BDNF controls dopamine D3 receptor expression and triggers behavioural sensitization

Abstract

Brain-derived neurotrophic factor (BDNF), like other neurotrophins, is a polypeptidic factor initially regarded to be responsible for neuron proliferation, differentiation and survival, through its uptake at nerve terminals and retrograde transport to the cell body¹. A more diverse role for BDNF has emerged progressively from observations showing that it is also transported anterogradely^2,3, is released on neuron depolarization¹, and triggers rapid intracellular signals⁴ and action potentials in central neurons⁵. Here we report that BDNF elicits long-term neuronal adaptations by controlling the responsiveness of its target neurons to the important neurotransmitter, dopamine. Using lesions and gene-targeted mice lacking BDNF, we show that BDNF from dopamine neurons is responsible for inducing normal expression of the dopamine D₃ receptor in nucleus accumbens^6,7,8 both during development and in adulthood.

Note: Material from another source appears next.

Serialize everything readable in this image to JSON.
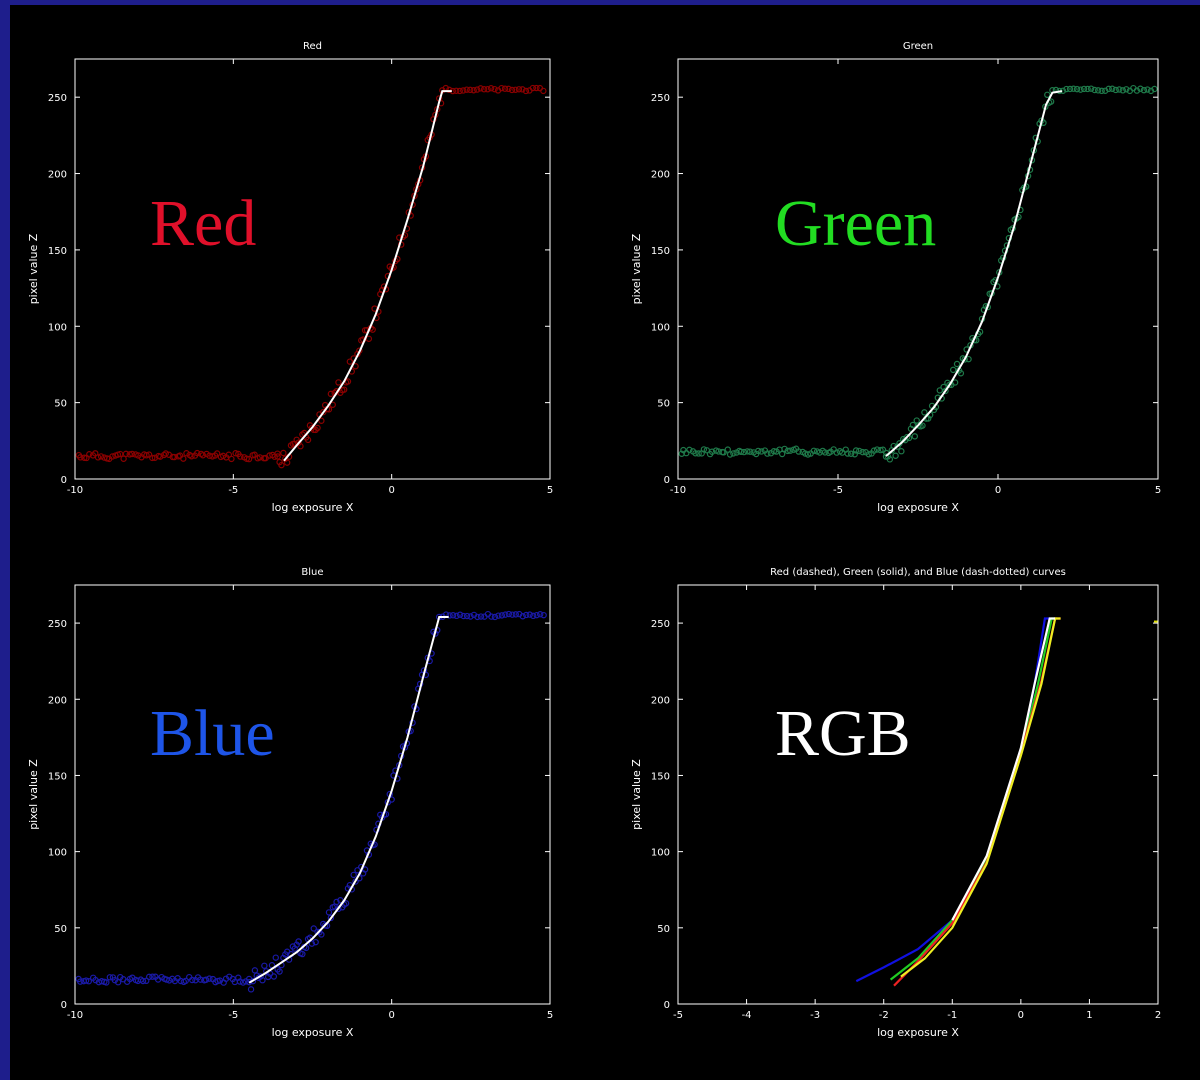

BDNF from corticostriatal neurons³ also induces behavioural sensitization, by triggering overexpression of the D₃ receptor in striatum of hemiparkinsonian rats⁹. Our results suggest that BDNF may be an important determinant of pathophysiological conditions such as drug addiction¹⁰, schizophrenia¹¹ or Parkinson's disease¹², in which D₃ receptor expression is abnormal.